Civil Procedure
Judge tells court callers their concerns can be addressed by ‘cracking open Moore’s Federal Practice’
Lawyers who are contacting court staff because of concerns about disclosure of their nonparty clients’ sensitive documents have a better option: “cracking open ‘Moore’s Federal Practice’” and filing a motion to intervene, according to an order by a federal judge. (Image from Shutterstock)
Lawyers who are contacting court staff because of concerns about disclosure of their nonparty clients’ sensitive documents have a better option: “cracking open Moore’s Federal Practice” and filing a motion to intervene, according to an order by a federal judge overseeing an antitrust case against Deere & Co., a farm machinery manufacturer.
U.S. District Judge Iain D. Johnston of the Northern District of Illinois used humor to address the lawyers in his June 30 order, Law360 reports.
The lawyers who are calling the court represent original equipment manufacturers who are interested in how sensitive documents produced to the Federal Trade Commission during an investigation of Deere & Co. will be used or disclosed. The FTC is among the plaintiffs that sued Deere & Co. in January over alleged unfair practices that have increased equipment repair costs.
Johnston said he recognizes that the federal rule governing motions to intervene “isn’t a perfect fit” because the nonparty equipment-makers aren’t asserting a claim or defense.
“But who am I to argue with Moore’s and an out-of-circuit district court case,” Johnston wrote, citing a 1993 “helpful case” discussing the intervention procedure by the Western District of New York.
Johnston began his order with references to District Judge Steven C. Seeger of the Northern District of Illinois and criticism of standing orders relayed by Magistrate Judge Patricia D. Barksdale of the Middle District of Florida.

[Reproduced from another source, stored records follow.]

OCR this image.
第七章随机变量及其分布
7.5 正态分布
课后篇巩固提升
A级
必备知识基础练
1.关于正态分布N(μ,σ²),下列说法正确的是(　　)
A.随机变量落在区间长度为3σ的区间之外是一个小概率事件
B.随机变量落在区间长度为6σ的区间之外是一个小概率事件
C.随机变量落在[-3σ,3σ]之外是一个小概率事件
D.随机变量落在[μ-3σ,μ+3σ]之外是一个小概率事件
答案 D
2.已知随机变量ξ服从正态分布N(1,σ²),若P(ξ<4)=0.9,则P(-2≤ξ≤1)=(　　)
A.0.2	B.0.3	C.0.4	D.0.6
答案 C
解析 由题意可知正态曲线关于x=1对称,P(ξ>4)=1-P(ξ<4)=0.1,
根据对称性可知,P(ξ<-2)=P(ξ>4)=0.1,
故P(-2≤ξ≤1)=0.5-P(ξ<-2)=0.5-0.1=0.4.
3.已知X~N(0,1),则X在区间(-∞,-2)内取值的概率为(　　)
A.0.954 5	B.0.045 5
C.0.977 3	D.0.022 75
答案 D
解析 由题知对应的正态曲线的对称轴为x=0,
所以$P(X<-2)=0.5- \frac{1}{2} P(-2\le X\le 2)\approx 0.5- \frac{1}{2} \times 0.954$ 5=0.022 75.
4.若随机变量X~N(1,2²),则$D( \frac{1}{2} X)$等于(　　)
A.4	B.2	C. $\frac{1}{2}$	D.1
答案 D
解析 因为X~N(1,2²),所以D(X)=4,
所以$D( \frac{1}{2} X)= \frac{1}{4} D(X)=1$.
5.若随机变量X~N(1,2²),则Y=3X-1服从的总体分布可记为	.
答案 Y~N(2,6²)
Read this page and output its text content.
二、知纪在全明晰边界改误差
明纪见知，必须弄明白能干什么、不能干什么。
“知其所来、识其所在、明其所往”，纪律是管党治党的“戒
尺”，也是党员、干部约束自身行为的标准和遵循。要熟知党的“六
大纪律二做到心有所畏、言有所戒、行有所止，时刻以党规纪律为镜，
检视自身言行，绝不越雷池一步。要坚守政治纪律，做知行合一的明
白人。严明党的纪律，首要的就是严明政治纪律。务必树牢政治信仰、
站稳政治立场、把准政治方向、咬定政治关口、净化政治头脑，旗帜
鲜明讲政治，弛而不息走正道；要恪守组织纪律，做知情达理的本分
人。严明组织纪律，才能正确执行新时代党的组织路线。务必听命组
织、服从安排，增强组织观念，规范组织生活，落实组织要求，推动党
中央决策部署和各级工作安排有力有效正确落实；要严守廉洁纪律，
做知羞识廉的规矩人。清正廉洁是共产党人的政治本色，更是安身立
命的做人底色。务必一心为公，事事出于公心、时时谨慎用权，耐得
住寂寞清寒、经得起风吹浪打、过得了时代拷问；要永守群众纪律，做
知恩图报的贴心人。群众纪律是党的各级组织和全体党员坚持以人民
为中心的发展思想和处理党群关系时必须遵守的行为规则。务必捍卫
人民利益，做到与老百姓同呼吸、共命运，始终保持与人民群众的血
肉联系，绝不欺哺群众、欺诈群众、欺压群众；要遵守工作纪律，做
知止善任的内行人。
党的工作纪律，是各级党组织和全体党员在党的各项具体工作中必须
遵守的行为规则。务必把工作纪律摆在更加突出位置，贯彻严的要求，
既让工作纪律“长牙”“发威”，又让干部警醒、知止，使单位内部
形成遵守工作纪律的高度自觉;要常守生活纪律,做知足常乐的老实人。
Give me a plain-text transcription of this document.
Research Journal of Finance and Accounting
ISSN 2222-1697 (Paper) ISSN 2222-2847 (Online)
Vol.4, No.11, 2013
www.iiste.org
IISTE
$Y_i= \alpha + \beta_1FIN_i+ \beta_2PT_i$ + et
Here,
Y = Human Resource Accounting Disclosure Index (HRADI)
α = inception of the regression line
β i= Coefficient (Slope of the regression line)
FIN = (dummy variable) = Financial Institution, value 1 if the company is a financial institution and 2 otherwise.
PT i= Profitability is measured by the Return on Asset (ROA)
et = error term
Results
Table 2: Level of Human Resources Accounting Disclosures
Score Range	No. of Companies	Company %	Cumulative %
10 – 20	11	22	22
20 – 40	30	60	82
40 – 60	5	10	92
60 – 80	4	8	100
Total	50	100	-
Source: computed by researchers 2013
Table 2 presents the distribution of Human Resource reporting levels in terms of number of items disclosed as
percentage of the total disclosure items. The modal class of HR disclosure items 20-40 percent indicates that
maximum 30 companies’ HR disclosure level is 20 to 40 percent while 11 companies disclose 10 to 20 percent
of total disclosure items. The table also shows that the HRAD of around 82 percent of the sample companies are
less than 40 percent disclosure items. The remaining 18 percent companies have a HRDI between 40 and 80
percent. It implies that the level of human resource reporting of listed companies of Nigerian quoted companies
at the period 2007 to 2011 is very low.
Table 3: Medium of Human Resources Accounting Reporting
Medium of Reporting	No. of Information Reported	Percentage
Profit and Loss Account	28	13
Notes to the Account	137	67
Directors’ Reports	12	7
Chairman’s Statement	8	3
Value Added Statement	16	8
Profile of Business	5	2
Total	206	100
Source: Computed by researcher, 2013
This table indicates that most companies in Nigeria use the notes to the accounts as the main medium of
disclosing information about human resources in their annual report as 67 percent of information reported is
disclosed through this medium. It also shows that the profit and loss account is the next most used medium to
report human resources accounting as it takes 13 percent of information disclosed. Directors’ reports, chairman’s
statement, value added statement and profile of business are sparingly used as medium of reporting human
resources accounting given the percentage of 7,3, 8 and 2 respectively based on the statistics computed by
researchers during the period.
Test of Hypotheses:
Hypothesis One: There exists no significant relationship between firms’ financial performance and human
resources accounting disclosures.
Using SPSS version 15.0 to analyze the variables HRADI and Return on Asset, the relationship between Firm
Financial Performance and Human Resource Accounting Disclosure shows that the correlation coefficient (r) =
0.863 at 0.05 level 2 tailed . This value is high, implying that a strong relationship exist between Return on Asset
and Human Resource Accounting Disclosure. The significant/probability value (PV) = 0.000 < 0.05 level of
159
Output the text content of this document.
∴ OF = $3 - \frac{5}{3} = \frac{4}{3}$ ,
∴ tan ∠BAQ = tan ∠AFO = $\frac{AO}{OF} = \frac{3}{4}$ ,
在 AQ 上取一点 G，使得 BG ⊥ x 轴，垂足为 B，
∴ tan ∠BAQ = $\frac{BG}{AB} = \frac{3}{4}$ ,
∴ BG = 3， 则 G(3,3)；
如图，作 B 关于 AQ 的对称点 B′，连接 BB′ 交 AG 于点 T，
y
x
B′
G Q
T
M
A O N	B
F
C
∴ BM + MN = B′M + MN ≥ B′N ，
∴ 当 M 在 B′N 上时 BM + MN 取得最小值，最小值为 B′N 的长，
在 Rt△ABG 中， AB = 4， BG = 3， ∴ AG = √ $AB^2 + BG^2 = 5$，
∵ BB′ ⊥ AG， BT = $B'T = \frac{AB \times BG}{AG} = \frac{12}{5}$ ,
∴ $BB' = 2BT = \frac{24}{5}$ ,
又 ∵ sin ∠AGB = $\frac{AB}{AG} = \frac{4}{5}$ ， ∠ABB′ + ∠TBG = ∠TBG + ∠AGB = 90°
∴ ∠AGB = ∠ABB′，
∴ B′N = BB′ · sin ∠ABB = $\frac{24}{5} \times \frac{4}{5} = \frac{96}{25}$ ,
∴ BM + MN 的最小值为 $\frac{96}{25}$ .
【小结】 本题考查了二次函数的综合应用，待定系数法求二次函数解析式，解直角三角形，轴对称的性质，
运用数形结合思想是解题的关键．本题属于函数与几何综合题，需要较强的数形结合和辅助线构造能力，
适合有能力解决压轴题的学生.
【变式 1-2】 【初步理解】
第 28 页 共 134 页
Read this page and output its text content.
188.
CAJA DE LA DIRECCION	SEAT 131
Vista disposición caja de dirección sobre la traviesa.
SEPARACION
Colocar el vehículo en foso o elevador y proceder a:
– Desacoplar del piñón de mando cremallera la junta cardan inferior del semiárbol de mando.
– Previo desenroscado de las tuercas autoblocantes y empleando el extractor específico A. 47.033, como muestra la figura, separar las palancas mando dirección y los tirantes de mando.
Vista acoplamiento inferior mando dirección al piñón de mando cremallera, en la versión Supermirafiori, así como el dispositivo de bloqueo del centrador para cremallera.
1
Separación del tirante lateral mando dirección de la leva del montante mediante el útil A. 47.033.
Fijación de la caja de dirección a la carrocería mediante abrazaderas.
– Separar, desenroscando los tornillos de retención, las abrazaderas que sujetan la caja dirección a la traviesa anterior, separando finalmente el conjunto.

“Unlike some judges—I’m looking at you Steve Seeger—I don’t have a standing order prohibiting counsel from contacting the court,” Johnston wrote. “That type of standing order seems superfluous. (Of course, one could reasonably argue that most standing orders are superfluous.) And I already have 29 standing orders, despite Magistrate Judge Patty Barksdale schooling me that standing orders are allegedly unconstitutional according to some people.”
Johnston said he is confident the motions to intervene will very likely be granted “because the court hasn’t so far found a reason to deny them.”
Earlier in June, Johnston denied Deere & Co.’s motion for judgment on the pleadings in which the company was said to be “rebooting” an earlier request.
“Sequels so rarely beat their originals that even the acclaimed Steve Martin couldn’t do it on three tries,” Johnston wrote. “See Cheaper by the Dozen 2, [The] Pink Panther 2, Father of the Bride [Part] II.”
In a footnote, Johnston wrote, “But see Terminator 2[: Judgment Day].”